Esto no es diplomacia. Es debilidad disfrazada de comunicación:
una obsesión narcisista por parecer buenos, en lugar de un compromiso moral por ser buenos y por hacer lo correcto.
Hay algo profundamente trágico en esta dinámica. No evoca una equivalencia, sino el eco de un patrón mucho más antiguo: el judío que se enfrenta a un odio abrumador cree que si se explica lo suficientemente bien, podría librarse. No por maldad, sino por miedo, orgullo o costumbre, asume la carga de defender lo indefendible, de convertir el horror en algo «comprensible». En tiempos más oscuros, este instinto tomó la forma del Judenrat: Consejos judíos bajo el régimen nazi que intentaban negociar con el mal.
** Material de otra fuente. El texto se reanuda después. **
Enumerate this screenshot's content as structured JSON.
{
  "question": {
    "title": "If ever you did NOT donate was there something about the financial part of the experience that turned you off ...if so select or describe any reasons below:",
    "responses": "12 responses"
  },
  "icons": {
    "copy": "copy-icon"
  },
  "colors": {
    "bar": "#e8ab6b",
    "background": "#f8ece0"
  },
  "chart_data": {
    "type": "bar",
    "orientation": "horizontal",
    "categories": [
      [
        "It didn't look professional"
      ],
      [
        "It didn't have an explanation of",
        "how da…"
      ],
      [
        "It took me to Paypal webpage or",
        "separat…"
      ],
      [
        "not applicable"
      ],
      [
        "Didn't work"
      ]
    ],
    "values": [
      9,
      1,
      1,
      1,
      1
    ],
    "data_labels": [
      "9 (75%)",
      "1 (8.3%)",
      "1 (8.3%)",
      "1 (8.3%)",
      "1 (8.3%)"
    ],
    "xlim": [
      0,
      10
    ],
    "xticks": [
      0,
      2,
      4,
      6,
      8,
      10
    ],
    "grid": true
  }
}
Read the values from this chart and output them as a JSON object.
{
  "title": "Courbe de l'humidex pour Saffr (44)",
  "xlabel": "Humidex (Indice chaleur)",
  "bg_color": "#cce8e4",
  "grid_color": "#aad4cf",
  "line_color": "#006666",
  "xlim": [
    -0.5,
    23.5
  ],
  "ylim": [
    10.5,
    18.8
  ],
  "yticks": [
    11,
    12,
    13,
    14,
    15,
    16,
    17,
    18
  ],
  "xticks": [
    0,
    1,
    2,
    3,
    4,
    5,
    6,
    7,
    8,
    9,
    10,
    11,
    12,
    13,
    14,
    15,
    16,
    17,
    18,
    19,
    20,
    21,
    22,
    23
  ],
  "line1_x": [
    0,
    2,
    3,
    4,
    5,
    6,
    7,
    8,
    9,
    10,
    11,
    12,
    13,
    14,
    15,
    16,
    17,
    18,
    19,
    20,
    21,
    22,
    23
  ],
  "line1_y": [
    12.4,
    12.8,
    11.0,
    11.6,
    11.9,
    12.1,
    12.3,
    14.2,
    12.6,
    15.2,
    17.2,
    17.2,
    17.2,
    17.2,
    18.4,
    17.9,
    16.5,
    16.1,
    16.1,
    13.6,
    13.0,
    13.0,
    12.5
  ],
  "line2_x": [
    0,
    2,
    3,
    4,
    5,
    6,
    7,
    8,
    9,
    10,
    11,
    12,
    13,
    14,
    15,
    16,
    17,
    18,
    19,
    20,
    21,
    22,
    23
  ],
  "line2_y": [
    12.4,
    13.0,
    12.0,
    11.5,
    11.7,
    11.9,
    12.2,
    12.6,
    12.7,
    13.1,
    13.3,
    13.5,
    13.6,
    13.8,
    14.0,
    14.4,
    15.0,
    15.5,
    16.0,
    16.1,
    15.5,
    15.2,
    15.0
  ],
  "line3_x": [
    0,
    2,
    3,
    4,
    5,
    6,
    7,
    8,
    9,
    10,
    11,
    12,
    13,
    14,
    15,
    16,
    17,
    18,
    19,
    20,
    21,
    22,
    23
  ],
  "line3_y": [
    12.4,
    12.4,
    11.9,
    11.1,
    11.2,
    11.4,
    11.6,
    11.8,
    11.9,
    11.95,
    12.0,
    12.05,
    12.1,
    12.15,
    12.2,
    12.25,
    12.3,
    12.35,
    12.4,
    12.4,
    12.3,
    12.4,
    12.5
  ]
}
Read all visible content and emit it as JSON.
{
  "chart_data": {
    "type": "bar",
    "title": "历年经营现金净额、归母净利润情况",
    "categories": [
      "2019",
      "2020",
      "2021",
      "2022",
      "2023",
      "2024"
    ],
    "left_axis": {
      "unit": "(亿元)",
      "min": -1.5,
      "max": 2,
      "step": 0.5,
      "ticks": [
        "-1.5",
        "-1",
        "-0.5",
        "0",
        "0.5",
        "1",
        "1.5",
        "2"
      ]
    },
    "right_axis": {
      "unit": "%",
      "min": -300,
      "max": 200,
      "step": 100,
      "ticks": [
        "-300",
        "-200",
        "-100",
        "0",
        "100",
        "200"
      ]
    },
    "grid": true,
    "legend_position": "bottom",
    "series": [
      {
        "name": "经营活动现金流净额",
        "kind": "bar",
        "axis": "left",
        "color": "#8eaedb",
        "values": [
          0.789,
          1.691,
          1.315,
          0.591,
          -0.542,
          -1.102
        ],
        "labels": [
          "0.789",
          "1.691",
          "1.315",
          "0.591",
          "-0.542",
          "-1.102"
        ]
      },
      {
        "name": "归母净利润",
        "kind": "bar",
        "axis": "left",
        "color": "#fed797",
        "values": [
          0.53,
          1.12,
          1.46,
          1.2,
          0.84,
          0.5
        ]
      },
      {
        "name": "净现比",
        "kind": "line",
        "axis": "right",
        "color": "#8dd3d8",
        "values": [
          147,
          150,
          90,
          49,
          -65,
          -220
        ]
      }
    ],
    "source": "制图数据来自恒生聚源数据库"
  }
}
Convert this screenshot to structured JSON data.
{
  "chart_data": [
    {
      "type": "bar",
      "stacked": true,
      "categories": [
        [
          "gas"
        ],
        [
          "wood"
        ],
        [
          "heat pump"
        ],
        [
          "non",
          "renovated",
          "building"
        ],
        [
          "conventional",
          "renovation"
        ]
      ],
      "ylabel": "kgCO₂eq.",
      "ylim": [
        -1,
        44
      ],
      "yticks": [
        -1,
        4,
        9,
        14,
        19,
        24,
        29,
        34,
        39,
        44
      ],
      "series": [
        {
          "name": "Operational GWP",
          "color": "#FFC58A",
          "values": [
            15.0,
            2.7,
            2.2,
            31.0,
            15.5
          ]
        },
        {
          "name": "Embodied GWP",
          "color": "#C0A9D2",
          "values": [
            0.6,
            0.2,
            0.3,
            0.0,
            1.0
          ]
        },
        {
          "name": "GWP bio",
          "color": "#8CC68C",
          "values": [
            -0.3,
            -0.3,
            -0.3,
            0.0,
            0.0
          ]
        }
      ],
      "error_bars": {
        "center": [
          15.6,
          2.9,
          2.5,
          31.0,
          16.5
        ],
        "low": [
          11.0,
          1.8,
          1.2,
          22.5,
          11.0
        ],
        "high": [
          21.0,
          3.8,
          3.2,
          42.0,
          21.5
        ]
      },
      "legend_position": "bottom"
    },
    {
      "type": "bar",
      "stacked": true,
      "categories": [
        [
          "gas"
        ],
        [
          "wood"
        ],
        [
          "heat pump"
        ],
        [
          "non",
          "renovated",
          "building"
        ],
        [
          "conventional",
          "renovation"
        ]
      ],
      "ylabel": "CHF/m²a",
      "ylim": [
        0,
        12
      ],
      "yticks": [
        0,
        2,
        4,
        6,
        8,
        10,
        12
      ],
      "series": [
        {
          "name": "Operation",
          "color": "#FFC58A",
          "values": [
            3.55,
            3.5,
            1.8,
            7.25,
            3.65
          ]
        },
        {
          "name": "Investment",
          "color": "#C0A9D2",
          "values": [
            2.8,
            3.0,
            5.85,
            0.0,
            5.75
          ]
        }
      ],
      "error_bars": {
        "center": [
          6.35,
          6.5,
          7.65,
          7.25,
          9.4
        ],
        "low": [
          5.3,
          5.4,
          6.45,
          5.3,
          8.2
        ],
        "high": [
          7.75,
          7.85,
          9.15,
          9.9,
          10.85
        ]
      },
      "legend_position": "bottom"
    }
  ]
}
Hoy, afortunadamente, no estamos bajo la ocupación nazi. Somos una nación soberana con un ejército poderoso. Y, sin embargo, algunos de nosotros seguimos comportándonos como si suplicáramos por nuestras vidas. Como si con la frase adecuada pudiéramos ganar misericordia. Como si el mundo fuera un tribunal al que debemos persuadir constantemente.
Esto no es supervivencia. Esto es la rendición vestida de traje y corbata.
VI. La obsesión judía por la aprobación de los gentiles
En la raíz del fenómeno Hasbará hay algo más antiguo, más profundo y más psicológico que cualquier estrategia moderna de relaciones públicas. Se trata de una obsesión judía secular por caer bien a los gentiles—me refiero al mundo no judío, cuya aprobación hemos perseguido durante generaciones, a menudo a costa de nuestra dignidad y supervivencia. No es una teoría política. Es una patología cultural. Y nos está matando.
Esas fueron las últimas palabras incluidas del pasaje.